Rahmen meiner Tätigkeit als Sozialarbeiterin

Die Institution, die den Rahmen meiner Erfahrungen bildete, hatte als Hauptziel Langzeitarbeitslose wieder in Arbeit zu bringen. Sie hat die Organisationsform des „eingetragenen Vereins“ und ist keinem Träger angeschlossen. Die Mitarbeiter setzten sich aus neun Kollegen und einer Chefin zusammen.

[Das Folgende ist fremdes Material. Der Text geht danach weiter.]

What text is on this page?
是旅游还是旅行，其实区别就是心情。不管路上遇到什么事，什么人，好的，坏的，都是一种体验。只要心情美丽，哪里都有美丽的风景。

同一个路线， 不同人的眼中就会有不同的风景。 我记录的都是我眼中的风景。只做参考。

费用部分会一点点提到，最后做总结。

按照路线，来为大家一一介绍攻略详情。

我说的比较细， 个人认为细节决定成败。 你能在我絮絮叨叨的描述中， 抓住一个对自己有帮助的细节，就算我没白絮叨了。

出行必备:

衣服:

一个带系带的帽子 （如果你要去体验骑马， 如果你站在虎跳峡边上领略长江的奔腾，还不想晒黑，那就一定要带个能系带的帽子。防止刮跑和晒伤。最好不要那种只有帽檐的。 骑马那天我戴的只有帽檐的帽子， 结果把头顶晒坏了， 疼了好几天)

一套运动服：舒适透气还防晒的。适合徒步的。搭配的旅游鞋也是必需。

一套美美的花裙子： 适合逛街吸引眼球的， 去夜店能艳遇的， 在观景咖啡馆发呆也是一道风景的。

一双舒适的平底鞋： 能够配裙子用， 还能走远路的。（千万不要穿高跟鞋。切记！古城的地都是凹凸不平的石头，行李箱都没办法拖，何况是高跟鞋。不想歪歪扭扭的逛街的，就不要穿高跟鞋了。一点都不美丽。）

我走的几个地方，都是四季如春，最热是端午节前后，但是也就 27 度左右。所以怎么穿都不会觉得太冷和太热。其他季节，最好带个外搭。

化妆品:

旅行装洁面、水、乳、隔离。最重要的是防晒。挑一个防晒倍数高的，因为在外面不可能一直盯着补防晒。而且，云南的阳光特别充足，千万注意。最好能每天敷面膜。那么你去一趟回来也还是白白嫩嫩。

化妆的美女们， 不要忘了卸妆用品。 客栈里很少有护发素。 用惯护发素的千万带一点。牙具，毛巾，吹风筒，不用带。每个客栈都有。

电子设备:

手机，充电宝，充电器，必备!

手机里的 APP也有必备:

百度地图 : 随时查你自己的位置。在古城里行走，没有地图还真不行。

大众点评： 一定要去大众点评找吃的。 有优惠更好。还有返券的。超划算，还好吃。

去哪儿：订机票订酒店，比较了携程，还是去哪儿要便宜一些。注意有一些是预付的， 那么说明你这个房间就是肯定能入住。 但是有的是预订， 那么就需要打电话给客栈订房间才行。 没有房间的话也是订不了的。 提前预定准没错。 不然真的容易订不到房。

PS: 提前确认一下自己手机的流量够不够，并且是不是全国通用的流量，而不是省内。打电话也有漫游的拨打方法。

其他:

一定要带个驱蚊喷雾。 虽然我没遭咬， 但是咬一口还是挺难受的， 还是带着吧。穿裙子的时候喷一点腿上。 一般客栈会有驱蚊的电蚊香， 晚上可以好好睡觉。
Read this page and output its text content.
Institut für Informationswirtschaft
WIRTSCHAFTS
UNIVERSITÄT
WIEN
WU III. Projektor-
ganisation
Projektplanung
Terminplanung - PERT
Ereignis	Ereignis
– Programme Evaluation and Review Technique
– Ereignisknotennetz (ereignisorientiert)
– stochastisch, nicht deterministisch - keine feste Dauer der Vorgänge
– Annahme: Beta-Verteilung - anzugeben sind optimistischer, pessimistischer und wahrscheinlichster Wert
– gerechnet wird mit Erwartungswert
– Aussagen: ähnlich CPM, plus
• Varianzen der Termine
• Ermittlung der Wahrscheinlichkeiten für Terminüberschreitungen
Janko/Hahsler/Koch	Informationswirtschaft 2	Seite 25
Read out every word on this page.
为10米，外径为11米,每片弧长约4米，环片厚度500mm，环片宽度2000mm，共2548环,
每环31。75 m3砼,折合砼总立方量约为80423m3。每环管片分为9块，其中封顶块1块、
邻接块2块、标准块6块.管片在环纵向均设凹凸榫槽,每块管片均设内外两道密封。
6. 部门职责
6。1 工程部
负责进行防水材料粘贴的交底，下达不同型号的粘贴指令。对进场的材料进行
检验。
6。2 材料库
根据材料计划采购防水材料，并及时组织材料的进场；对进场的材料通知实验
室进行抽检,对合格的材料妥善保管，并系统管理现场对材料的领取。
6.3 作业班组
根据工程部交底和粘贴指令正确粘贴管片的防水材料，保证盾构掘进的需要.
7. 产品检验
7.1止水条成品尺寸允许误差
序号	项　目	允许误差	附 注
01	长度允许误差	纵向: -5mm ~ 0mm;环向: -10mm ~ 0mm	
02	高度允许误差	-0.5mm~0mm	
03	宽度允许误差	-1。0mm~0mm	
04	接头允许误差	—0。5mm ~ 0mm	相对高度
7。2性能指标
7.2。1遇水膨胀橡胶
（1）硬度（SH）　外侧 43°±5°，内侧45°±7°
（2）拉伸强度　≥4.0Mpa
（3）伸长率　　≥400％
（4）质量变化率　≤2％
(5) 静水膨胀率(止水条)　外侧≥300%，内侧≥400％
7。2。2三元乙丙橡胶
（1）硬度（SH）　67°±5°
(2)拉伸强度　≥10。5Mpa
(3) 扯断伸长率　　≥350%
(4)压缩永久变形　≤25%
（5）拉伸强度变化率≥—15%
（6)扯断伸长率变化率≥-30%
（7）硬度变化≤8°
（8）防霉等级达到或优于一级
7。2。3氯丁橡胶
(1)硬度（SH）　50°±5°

Die Klienten, ca. 75 % Männer und 25 % Frauen, waren zwischen einem und 15 Jahren arbeitslos. Ein Großteil hatte keinen Schulabschluss oder Lehre. Ihr Alter schwankte zwischen 20 und 55 Jahren. Bei ungefähr der Hälfte der Klienten war die Arbeitslosigkeit nur ein Teil ihrer Problematik, sie waren z. B. noch alkoholkrank, drogenabhängig oder psychisch krank. Die meisten Klienten wurden vom örtlichen Arbeitsamt zu uns geschickt um an einer Arbeits-Integrations-Maßnahme teilzunehmen.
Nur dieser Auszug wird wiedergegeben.